Uses chicken instead of the traditional pork. A proper schnitzel's breading should billow and separate slightly from the meat — this 'soufflé' effect is the mark of excellence.
Chef's Notes
Equipment Tips
- meat mallet
- breading station (3 bowls)
- large skillet
Garnishing
lemon wedge, fresh parsley
Accompaniments
potato salad, cranberry sauce
The Story Behind Schnitzel
The Story: Schnitzel in Germany typically refers to a thin cutlet of veal or chicken, pounded flat, breaded in a coating of flour, egg, and breadcrumbs, and pan-fried in butter or oil until golden and crisp. While Wiener Schnitzel (veal) is Austrian in origin, the German tradition embraces schnitzel in countless regional variations, from the Jagerschnitzel topped with mushroom gravy to the Zigeunerschnitzel with pepper sauce.
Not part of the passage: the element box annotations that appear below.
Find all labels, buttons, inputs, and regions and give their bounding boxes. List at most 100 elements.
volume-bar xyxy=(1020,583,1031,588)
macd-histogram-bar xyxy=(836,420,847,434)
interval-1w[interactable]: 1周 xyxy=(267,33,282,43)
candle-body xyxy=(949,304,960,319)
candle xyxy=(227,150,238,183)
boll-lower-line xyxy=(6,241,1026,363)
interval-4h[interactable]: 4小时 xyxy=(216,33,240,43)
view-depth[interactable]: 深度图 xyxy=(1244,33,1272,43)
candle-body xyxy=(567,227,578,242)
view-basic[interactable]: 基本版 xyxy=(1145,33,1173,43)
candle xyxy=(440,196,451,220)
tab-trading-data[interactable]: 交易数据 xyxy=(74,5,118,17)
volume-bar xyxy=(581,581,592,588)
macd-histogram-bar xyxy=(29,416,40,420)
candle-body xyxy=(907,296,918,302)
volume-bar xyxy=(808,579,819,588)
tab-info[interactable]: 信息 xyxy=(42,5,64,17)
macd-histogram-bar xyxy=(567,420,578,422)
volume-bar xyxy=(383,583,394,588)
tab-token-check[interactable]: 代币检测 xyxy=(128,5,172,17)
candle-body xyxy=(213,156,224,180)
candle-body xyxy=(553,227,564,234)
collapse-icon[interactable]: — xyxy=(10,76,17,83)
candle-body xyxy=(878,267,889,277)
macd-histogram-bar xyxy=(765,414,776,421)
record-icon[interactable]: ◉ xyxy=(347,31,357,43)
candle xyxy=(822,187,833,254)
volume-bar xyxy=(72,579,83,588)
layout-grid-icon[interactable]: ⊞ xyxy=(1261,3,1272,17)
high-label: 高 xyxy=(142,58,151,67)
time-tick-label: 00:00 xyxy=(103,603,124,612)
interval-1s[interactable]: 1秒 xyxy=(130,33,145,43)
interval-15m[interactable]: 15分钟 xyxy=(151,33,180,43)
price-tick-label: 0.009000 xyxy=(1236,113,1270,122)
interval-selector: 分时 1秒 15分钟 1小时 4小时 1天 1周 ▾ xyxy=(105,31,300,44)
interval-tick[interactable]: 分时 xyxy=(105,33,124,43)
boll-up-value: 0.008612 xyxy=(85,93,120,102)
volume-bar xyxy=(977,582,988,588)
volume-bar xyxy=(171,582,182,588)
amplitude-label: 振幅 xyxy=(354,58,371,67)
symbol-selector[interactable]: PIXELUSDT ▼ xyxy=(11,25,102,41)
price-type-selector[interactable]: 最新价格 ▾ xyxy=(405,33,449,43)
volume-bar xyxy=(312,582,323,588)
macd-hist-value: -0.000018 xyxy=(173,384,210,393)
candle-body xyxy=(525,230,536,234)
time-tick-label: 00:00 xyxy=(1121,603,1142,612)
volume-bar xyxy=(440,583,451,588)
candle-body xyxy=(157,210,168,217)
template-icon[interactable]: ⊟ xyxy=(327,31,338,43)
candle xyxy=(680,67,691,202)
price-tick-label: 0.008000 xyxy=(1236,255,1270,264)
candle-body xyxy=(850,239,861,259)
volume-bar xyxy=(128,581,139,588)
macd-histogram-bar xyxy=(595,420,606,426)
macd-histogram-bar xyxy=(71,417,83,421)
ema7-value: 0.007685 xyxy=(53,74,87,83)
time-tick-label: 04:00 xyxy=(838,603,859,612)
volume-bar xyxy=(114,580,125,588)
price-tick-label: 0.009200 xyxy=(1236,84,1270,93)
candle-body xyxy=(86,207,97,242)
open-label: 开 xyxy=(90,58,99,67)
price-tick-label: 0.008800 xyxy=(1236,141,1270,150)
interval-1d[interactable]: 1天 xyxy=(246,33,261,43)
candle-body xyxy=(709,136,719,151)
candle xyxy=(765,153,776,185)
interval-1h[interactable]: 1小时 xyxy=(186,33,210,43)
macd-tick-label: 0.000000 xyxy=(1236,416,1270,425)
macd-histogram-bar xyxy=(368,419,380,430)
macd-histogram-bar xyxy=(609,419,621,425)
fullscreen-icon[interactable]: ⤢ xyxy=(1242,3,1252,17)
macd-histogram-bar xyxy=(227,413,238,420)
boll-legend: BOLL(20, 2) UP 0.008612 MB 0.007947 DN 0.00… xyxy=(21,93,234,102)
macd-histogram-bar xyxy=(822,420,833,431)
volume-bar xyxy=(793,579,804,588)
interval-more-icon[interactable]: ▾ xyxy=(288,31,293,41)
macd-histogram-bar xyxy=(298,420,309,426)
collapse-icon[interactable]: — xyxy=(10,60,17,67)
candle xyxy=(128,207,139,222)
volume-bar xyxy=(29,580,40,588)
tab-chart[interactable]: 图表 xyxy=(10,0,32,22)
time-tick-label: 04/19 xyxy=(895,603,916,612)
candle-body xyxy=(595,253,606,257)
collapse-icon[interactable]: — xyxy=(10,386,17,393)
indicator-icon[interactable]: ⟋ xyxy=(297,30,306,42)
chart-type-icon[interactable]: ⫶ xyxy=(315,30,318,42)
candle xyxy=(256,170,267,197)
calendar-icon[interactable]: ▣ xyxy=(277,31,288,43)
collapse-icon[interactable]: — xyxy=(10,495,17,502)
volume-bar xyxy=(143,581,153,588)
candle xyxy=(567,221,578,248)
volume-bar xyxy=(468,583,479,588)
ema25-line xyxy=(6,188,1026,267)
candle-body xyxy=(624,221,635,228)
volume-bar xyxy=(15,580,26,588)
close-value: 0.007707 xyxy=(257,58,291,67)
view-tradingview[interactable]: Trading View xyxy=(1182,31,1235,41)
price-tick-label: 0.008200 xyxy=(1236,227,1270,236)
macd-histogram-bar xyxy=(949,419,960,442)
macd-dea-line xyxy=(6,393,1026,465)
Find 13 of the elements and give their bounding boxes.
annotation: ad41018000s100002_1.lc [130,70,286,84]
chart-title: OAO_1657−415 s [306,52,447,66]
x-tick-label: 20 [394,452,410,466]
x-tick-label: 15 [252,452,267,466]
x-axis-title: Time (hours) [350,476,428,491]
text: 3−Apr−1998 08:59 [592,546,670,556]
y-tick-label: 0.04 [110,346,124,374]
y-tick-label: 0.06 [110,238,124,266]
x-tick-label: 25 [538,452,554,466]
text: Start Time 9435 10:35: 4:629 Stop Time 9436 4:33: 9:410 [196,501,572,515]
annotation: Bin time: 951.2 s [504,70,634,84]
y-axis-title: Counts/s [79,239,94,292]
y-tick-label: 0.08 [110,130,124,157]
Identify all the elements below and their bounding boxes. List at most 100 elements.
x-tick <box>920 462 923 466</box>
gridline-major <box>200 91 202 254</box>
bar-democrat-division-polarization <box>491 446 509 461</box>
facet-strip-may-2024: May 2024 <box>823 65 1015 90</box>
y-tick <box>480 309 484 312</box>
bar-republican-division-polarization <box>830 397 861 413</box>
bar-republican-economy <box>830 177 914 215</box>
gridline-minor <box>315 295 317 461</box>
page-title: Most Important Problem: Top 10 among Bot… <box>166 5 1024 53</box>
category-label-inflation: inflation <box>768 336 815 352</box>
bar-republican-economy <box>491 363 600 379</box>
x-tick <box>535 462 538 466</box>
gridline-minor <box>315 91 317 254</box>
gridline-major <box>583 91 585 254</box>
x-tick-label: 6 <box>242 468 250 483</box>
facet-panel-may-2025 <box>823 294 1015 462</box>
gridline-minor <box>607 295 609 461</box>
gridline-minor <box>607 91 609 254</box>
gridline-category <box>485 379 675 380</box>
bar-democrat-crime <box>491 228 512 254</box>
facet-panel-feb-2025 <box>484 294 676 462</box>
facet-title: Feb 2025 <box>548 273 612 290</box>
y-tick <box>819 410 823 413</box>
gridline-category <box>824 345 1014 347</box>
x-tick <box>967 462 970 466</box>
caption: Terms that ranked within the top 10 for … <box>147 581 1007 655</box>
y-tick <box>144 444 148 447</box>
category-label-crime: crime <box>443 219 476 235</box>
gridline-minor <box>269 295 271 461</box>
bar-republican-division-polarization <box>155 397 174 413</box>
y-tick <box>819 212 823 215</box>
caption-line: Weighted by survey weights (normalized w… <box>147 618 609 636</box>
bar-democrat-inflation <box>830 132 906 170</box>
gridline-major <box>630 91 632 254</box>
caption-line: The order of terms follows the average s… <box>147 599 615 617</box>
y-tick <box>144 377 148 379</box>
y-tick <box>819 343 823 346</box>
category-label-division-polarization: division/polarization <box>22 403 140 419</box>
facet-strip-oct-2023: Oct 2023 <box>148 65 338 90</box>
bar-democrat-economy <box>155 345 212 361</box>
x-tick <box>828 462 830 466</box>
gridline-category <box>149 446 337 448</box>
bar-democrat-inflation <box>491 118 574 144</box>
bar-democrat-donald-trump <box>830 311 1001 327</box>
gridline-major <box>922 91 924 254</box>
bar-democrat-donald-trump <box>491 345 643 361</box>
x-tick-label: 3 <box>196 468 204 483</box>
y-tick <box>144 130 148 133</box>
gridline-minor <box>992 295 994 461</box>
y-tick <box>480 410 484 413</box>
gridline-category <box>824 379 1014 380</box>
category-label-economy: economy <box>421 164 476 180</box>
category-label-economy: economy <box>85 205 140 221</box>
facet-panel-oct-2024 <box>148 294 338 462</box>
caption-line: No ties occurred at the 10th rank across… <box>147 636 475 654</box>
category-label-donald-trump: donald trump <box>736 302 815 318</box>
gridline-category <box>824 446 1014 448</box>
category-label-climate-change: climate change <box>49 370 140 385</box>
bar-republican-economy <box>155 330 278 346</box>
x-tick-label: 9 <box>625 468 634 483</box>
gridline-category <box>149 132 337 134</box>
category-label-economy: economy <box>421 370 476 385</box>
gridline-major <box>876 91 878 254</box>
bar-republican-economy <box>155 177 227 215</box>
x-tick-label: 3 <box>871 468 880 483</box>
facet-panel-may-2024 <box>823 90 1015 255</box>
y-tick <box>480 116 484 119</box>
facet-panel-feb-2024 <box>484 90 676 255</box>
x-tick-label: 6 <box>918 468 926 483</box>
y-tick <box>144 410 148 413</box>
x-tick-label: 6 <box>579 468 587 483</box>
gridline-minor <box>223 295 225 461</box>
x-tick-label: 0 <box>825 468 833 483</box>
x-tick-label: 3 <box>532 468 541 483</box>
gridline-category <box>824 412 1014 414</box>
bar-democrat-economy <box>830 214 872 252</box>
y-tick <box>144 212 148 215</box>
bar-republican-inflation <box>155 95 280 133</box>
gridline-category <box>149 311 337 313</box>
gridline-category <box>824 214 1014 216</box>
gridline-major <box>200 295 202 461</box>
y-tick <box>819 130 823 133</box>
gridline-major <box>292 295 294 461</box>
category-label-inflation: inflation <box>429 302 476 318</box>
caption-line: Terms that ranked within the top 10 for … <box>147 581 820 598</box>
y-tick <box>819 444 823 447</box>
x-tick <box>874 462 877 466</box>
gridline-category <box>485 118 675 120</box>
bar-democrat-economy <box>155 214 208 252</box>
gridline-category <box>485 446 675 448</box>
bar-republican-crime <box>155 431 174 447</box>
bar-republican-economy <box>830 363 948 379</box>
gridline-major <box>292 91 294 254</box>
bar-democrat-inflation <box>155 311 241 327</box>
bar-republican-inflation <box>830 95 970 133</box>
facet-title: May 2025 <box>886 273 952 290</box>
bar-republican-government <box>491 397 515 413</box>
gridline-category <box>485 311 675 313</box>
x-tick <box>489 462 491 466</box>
The breading technique arrived in Central Europe via northern Italian influences during the medieval period, possibly through Milanese connections to the Habsburg court.
On the Calendar: Schnitzel is everyday restaurant and home-cooking food in Germany, served at lunch and dinner throughout the year. It is standard fare at beer gardens, traditional restaurants (Gasthauser), and workplace cafeterias.
Then & Now: While veal schnitzel remains the premium version, chicken and turkey schnitzel have become increasingly popular for practical and economic reasons. The technique remains consistent: proper pounding, triple-layer breading, and pan-frying in hot fat to achieve the characteristic puffed, golden crust.
Legacy: The schnitzel is Germany's most democratic main course, a dish that crosses all regional boundaries and appears on every menu, from the humblest canteen to the finest traditional restaurant.